Orlistat dapat mengurangi penyerapan senyawa larut lemak, termasuk karotenoid, sehingga beta-karoten dari suplemen mungkin terserap kurang efektif. Orang yang menggunakan retinoid oral atau beberapa produk yang mengandung vitamin A perlu meninjau label dengan cermat karena paparan gabungannya dapat menjadi berlebihan, terutama bila beta-karoten dipasangkan dengan ester retinil. Mayo Clinic juga mencantumkan perubahan kulit menjadi kuning-oranye sebagai efek samping yang umum terlihat dan menyebutkan efek yang lebih jarang seperti diare, pusing, nyeri sendi, serta perdarahan atau memar yang tidak biasa. Orang dewasa yang lebih tua dengan riwayat merokok apa pun sebaiknya memilih AREDS2 daripada produk AREDS lama yang mengandung beta-karoten. NIH ODS — Lembar Fakta Vitamin A dan Karotenoid; Mayo Clinic — Beta-karoten (rute oral); National Eye Institute — FAQ AREDS/AREDS2.

Kesimpulan

Beta-karoten adalah zat gizi nyata dengan peran biokimia yang nyata, tetapi itu tidak membuatnya menjadi suplemen rutin yang baik. Bukti terkuat mendukung identitasnya sebagai karotenoid provitamin A dan menegaskan bahwa bentuk dari makanan dan suplemen berperilaku berbeda di dalam tubuh. Di luar itu, bukti klinis sebagian besar mengecewakan atau negatif untuk klaim suplemen yang umum.

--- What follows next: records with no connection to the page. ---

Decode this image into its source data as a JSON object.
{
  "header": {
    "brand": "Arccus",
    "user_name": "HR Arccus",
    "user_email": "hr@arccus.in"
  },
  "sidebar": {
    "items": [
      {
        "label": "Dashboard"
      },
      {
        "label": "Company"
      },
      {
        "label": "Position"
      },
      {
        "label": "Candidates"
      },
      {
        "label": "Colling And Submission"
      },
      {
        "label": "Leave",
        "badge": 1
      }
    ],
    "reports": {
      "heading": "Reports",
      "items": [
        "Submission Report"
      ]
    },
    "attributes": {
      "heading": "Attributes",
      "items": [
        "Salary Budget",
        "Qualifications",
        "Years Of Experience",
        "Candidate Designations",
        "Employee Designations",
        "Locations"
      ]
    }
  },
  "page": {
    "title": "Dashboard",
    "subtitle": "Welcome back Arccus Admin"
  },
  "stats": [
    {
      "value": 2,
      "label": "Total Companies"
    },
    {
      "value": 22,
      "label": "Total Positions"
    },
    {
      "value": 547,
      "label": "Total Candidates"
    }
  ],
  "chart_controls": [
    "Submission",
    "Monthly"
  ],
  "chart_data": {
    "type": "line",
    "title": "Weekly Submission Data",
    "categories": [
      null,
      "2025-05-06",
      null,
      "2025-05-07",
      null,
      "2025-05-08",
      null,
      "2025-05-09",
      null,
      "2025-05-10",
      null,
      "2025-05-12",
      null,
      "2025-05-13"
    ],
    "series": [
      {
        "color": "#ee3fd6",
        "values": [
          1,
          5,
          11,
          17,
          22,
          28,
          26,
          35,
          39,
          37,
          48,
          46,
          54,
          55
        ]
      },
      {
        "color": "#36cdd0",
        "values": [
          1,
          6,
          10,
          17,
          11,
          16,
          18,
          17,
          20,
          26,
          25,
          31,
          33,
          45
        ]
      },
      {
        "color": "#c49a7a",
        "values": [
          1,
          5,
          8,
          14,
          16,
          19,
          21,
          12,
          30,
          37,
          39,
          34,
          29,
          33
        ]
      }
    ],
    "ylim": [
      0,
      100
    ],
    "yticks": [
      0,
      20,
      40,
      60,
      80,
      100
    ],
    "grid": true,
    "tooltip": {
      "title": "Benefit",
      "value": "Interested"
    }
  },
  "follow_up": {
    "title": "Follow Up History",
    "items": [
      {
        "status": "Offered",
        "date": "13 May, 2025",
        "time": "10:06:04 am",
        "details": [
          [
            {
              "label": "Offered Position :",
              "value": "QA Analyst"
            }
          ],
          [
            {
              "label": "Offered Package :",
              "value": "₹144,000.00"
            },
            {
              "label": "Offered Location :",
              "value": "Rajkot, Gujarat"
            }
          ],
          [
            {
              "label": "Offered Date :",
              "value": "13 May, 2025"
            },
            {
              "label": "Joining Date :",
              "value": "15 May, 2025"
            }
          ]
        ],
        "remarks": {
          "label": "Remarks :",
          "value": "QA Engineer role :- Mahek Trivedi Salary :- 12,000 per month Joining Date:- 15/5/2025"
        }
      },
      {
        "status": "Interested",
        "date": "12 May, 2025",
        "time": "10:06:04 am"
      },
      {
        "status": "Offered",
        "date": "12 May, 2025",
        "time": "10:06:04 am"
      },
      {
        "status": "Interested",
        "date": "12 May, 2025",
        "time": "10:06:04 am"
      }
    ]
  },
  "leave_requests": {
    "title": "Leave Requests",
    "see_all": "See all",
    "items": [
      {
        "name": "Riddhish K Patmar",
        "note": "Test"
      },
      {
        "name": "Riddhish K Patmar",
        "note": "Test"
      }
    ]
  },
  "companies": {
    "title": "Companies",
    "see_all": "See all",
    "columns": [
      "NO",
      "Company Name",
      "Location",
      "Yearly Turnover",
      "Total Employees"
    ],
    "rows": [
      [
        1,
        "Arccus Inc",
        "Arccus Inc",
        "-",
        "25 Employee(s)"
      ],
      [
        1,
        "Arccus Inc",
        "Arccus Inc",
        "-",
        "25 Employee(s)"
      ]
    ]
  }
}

Pada orang dewasa yang umumnya bergizi baik, suplemen beta-karoten tidak secara meyakinkan mencegah kanker, penyakit kardiovaskular, munculnya AMD, katarak, atau kematian. Pengecualian terpenting dalam literatur adalah formula AREDS asli untuk AMD menengah, tetapi penggunaan historis itu kini sebagian besar telah digantikan oleh AREDS2 tanpa beta-karoten karena manfaat yang serupa atau lebih baik dapat dicapai dengan risiko kanker paru yang lebih rendah. Bagi kebanyakan orang dewasa, pelajaran praktisnya adalah memprioritaskan makanan kaya karotenoid dan mencadangkan suplementasi untuk alasan gizi atau klinis yang jelas, bukan untuk pencegahan rutin.

Penafian

Penafian: Kami berupaya sebaik mungkin untuk menemukan informasi yang relevan, akurat, dan paling mutakhir yang tersedia, baik di ranah publik maupun di komunitas riset klinis dan medis. Kami menganjurkan Anda meninjau sumber ilmiah untuk informasi resmi tentang topik ini. Tulisan ini tidak dimaksudkan sebagai nasihat medis. Kondisi kesehatan setiap orang berbeda-beda, dan kami menyarankan untuk berkonsultasi dengan dokter sebelum mengonsumsi suplemen apa pun.